Jane Rubin was selected for the Whitney Program (without an interview, a rarity) for her talent and originality. Any curating student or staff member of the Whitney Program (with funds from the Helena Rubinstein Foundation funding them) who blocked the talent and originality of a Whitney Program Artist from being published should have been the subject of a formal complaint by Jane to the Whitney Museum of American Art, but at the time, while consistently bold and original in her art, during the 1980s — due to trauma and constant antisemitism in her childhood in York, PA — Jane did not stand up to insecure, envious mean girls, bullies, and antisemites trying to stop her, and said nothing.

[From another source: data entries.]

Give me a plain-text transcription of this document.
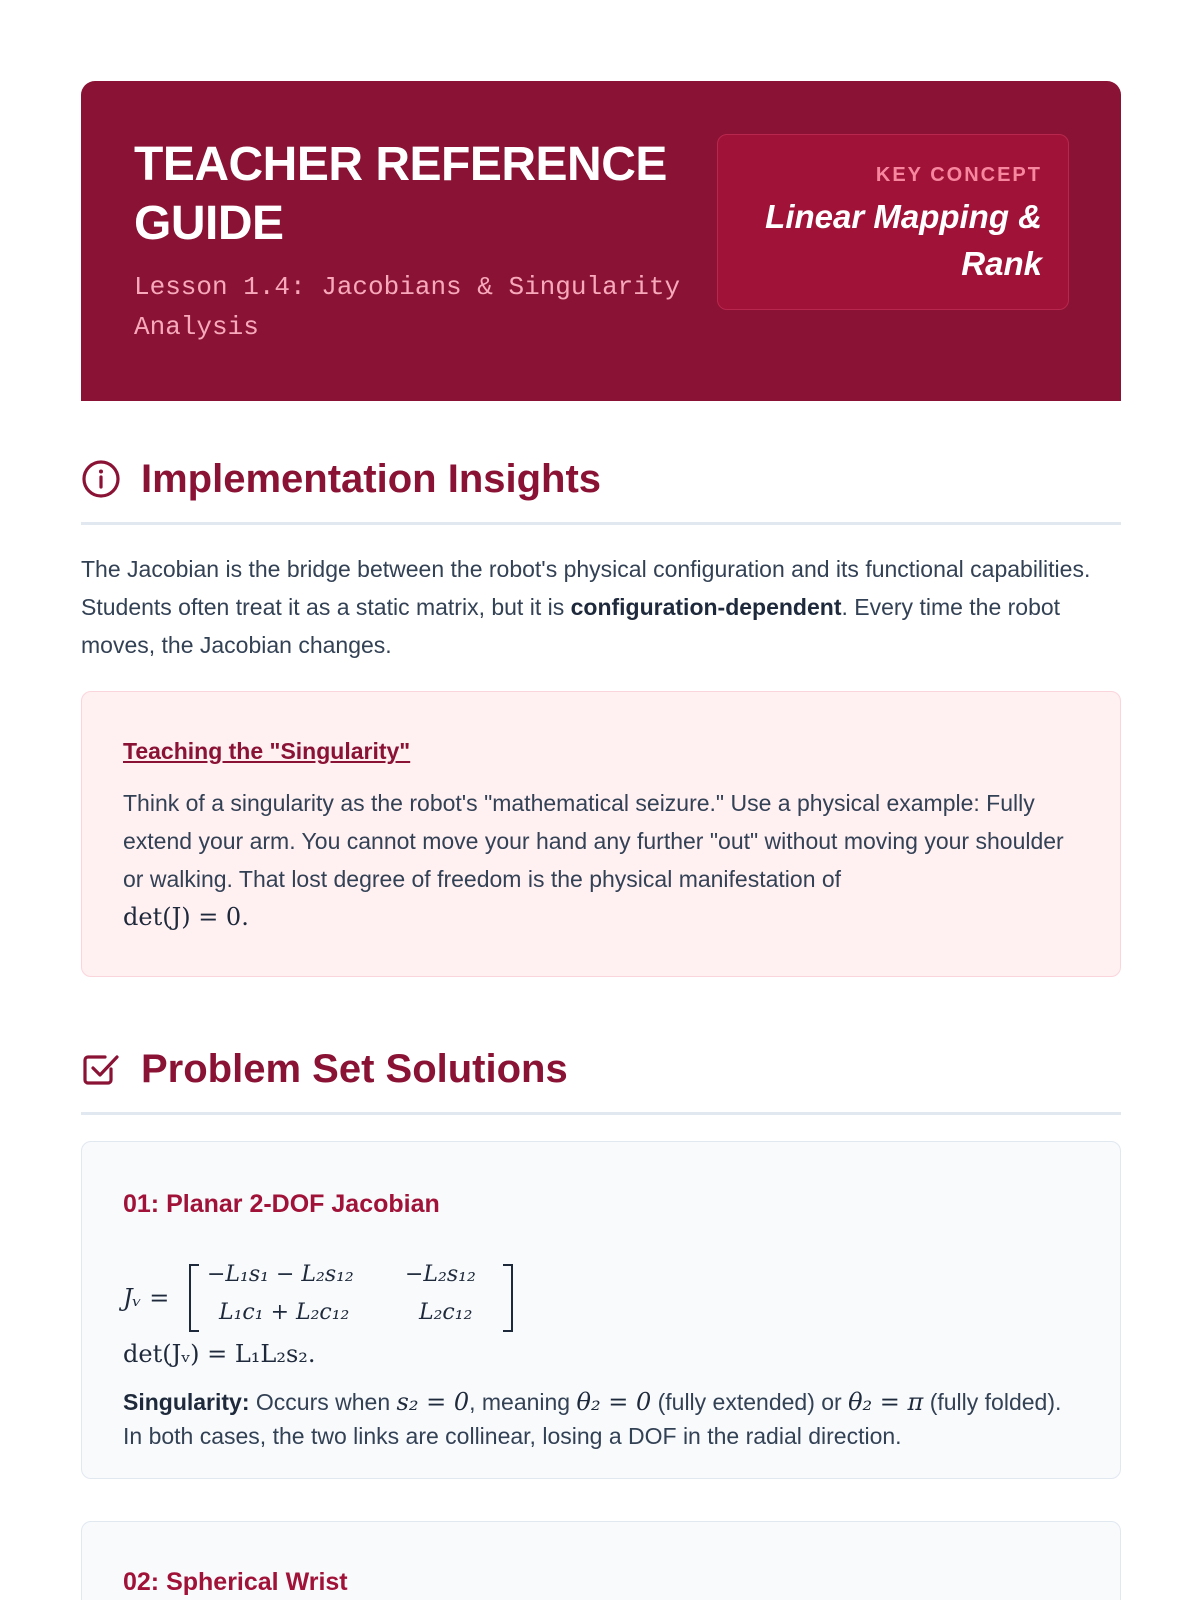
TEACHER REFERENCE GUIDE
Lesson 1.4: Jacobians & Singularity Analysis
KEY CONCEPT
Linear Mapping & Rank
Implementation Insights
The Jacobian is the bridge between the robot's physical configuration and its functional capabilities. Students often treat it as a static matrix, but it is configuration-dependent. Every time the robot moves, the Jacobian changes.
Teaching the "Singularity"
Think of a singularity as the robot's "mathematical seizure." Use a physical example: Fully extend your arm. You cannot move your hand any further "out" without moving your shoulder or walking. That lost degree of freedom is the physical manifestation of
det(J) = 0.
Problem Set Solutions
01: Planar 2-DOF Jacobian
Jᵥ =
−L₁s₁ − L₂s₁₂ −L₂s₁₂
L₁c₁ + L₂c₁₂	L₂c₁₂
det(Jᵥ) = L₁L₂s₂.
Singularity: Occurs when s₂ = 0, meaning θ₂ = 0 (fully extended) or θ₂ = π (fully folded). In both cases, the two links are collinear, losing a DOF in the radial direction.
02: Spherical Wrist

That would never happen again.
BTW, York, PA is also the hometown of Former Porn Star (and Anglo-Saxon Male) Jeff Koons, who was invited by the Whitney Museum to speak to children from PS 33 — on November 3, 2014, which is the birthday of Jewish-American Female Artist, Whitney Program Alum, and York, PA native Jane Rubin — who had become impoverished by years of defamation and criminal bullying of her.
The positive treatment of former porn star Jeff Koons, or David Salle, who is Jewish, worked for a porn company and created pornographic paintings, or "bad boy" artist Julian Schnabel — who is also Jewish and also a Whitney Program alumnus — versus the consistently abusive treatment of Jane Rubin — clearly indicates that misogyny (also coming from other Jewish people) has been the biggest part of the intersectional storm of misogyny, envy and antisemitism injuring Jane Rubin for decades — and also injuring Jane's family.